Researchers Fly Drones Through Whale Spouts to Study Their Breath
Whales are regularly exhaling a lot of valuable data. Scientists from the Woods Hole Oceanographic Institution in Massachusetts and the National Oceanic and Atmospheric Administration are capturing samples of whales’ breath, using a small, remote-controlled UAV to collect data on the health of endangered whales.
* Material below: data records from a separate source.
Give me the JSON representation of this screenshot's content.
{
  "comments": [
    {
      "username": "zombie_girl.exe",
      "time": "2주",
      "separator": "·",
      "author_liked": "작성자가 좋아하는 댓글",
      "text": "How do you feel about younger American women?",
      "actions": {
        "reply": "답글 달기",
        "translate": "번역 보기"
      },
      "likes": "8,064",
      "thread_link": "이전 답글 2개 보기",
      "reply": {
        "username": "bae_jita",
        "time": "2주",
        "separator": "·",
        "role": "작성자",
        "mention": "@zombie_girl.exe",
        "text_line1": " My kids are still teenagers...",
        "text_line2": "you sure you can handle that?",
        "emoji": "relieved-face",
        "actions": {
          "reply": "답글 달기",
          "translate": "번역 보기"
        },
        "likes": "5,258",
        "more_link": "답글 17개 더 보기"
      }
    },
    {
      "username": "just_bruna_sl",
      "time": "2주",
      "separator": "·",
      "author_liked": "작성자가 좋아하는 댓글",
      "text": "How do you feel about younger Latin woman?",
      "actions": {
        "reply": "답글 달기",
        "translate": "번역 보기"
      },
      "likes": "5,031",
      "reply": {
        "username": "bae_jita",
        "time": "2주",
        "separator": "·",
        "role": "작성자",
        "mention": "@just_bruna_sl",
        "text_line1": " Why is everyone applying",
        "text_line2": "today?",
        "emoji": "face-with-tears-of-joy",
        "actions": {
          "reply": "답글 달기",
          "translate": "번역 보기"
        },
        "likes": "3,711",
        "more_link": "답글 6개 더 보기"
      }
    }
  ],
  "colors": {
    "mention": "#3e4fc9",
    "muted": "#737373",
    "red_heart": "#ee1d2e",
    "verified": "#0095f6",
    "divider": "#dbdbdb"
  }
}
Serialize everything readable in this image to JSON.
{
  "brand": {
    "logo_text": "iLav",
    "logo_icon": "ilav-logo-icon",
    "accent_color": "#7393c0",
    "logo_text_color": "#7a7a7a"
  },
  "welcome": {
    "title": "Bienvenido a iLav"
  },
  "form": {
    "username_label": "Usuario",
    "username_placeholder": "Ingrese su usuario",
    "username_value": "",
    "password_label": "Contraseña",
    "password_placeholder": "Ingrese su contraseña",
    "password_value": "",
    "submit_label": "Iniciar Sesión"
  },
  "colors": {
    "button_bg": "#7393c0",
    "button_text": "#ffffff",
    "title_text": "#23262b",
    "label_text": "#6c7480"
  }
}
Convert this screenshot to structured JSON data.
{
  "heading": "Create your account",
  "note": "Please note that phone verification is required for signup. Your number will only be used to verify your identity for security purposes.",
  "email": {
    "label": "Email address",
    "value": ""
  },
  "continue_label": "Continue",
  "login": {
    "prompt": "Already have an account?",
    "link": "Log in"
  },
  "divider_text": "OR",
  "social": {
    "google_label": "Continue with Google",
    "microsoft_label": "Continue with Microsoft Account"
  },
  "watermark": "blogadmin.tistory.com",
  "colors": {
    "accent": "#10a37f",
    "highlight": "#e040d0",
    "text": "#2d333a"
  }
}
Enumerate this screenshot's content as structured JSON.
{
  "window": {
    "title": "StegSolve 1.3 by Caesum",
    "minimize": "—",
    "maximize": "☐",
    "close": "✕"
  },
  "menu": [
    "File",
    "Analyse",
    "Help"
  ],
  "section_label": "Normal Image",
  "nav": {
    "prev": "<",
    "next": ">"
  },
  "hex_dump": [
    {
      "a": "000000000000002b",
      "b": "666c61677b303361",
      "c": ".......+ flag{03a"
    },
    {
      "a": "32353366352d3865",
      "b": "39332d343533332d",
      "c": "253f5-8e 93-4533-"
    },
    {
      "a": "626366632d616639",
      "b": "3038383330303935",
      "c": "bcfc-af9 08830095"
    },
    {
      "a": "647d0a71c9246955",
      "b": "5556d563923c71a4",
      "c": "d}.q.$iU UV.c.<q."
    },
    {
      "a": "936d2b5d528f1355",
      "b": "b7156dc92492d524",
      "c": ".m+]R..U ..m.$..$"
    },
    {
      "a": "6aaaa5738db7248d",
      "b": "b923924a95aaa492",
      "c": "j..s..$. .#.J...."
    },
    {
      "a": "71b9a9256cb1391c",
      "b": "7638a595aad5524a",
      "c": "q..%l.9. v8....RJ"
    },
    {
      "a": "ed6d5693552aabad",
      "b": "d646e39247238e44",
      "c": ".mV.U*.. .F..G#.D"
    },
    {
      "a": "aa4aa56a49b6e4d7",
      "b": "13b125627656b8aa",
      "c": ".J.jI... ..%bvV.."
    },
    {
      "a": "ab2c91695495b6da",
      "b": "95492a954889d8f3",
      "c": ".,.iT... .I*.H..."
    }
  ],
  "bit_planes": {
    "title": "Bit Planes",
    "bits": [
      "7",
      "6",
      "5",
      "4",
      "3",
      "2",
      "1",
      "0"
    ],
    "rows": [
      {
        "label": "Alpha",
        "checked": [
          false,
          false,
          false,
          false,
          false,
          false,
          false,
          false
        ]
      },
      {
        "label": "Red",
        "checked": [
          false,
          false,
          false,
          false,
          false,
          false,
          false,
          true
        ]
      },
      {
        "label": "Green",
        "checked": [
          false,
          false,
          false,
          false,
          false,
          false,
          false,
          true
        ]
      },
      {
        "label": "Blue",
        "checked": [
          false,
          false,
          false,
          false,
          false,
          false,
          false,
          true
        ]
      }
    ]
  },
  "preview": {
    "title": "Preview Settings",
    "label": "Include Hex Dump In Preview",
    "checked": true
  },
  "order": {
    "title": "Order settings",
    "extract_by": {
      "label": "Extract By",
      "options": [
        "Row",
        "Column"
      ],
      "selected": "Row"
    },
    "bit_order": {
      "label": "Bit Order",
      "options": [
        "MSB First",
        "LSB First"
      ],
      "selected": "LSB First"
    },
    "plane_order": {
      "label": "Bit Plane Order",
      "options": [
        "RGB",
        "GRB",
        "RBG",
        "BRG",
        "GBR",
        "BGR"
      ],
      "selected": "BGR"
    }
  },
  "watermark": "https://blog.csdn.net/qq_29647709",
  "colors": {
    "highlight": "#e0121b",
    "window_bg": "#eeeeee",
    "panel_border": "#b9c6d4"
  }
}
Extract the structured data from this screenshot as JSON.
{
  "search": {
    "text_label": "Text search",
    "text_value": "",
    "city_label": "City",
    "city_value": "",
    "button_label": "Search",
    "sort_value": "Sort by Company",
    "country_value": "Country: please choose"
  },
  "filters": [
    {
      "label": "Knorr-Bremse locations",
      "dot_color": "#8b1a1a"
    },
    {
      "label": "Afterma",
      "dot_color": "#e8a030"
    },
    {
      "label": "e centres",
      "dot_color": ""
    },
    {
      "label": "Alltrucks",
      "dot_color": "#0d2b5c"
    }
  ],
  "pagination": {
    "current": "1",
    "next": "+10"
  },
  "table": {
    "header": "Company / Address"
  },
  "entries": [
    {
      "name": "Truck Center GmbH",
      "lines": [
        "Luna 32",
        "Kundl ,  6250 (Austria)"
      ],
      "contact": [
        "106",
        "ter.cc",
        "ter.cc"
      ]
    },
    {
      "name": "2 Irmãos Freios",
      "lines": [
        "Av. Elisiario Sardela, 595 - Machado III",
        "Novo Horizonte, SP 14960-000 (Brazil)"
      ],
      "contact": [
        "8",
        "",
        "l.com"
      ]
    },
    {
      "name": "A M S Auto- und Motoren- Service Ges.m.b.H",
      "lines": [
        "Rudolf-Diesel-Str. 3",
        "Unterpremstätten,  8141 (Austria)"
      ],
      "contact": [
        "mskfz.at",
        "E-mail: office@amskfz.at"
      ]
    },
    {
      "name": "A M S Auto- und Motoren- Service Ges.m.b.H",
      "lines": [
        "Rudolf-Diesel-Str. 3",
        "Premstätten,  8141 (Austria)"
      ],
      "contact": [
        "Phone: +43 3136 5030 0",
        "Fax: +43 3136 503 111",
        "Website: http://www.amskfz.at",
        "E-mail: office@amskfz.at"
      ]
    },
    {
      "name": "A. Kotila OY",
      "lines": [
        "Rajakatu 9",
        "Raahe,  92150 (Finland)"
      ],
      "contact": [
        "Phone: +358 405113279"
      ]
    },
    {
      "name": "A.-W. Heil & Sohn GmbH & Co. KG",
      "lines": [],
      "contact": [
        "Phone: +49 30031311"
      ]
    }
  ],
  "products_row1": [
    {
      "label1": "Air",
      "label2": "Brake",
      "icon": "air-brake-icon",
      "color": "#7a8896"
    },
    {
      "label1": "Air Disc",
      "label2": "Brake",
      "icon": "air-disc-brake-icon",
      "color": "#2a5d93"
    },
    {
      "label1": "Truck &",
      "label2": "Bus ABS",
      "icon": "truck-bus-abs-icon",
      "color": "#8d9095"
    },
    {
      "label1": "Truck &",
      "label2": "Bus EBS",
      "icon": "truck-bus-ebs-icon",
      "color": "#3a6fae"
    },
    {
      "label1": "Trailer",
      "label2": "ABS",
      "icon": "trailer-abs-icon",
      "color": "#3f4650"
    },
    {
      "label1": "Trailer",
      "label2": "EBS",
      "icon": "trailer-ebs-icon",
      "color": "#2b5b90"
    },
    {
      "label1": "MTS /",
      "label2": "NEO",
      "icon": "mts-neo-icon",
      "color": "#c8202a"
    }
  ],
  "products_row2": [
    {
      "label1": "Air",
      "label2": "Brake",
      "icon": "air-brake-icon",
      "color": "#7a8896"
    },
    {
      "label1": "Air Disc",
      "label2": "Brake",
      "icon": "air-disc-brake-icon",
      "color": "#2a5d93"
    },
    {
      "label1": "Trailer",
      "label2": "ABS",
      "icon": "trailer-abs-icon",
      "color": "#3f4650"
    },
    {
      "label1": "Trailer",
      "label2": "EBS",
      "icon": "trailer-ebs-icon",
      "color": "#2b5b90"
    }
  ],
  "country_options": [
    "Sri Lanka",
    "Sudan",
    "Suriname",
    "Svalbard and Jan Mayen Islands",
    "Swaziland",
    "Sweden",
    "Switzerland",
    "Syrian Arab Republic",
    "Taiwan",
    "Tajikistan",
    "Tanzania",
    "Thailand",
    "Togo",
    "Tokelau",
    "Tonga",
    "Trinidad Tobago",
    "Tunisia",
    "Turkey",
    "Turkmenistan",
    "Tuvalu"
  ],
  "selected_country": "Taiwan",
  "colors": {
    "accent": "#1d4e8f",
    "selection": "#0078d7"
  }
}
Though a whale’s spout looks like a stream of water, that’s actually water vapor from the warm breath being expelled from the whale’s lungs. The hexacopter (the same one that shot these gorgeous aerial images of whales) flies through this stream of breath and collects oily droplets that accumulate on the surface of the UAV. Forced down by the downdraft of the UAV, the whale’s snotty breath liquid lands on the whalecopter’s plexiglass dome (seen below).
The samples are small (only a few tenths of a milliliter at most) but the data is valuable. From it, scientists can determine information about the whales’ family history, stress levels, and body fat levels. The microorganisms found within the whale’s respiratory tract can help researchers track diseases and health. Flying just 10 feet above sea level, the initial survey collected 20 breath samples from 16 whales from the Stellwagen Bank National Marine Sanctuary.
That New England stretch of ocean is home to more pollution and traffic from shipping and fishing vessels, and the breath samples will paint a more complete picture of how these factors affect whale health compared to that of whales in more pristine regions of the ocean.
According to Woods Hole Oceanographic Institution marine mammal researcher Michael Moore, initial results from the survey will be available in 2016.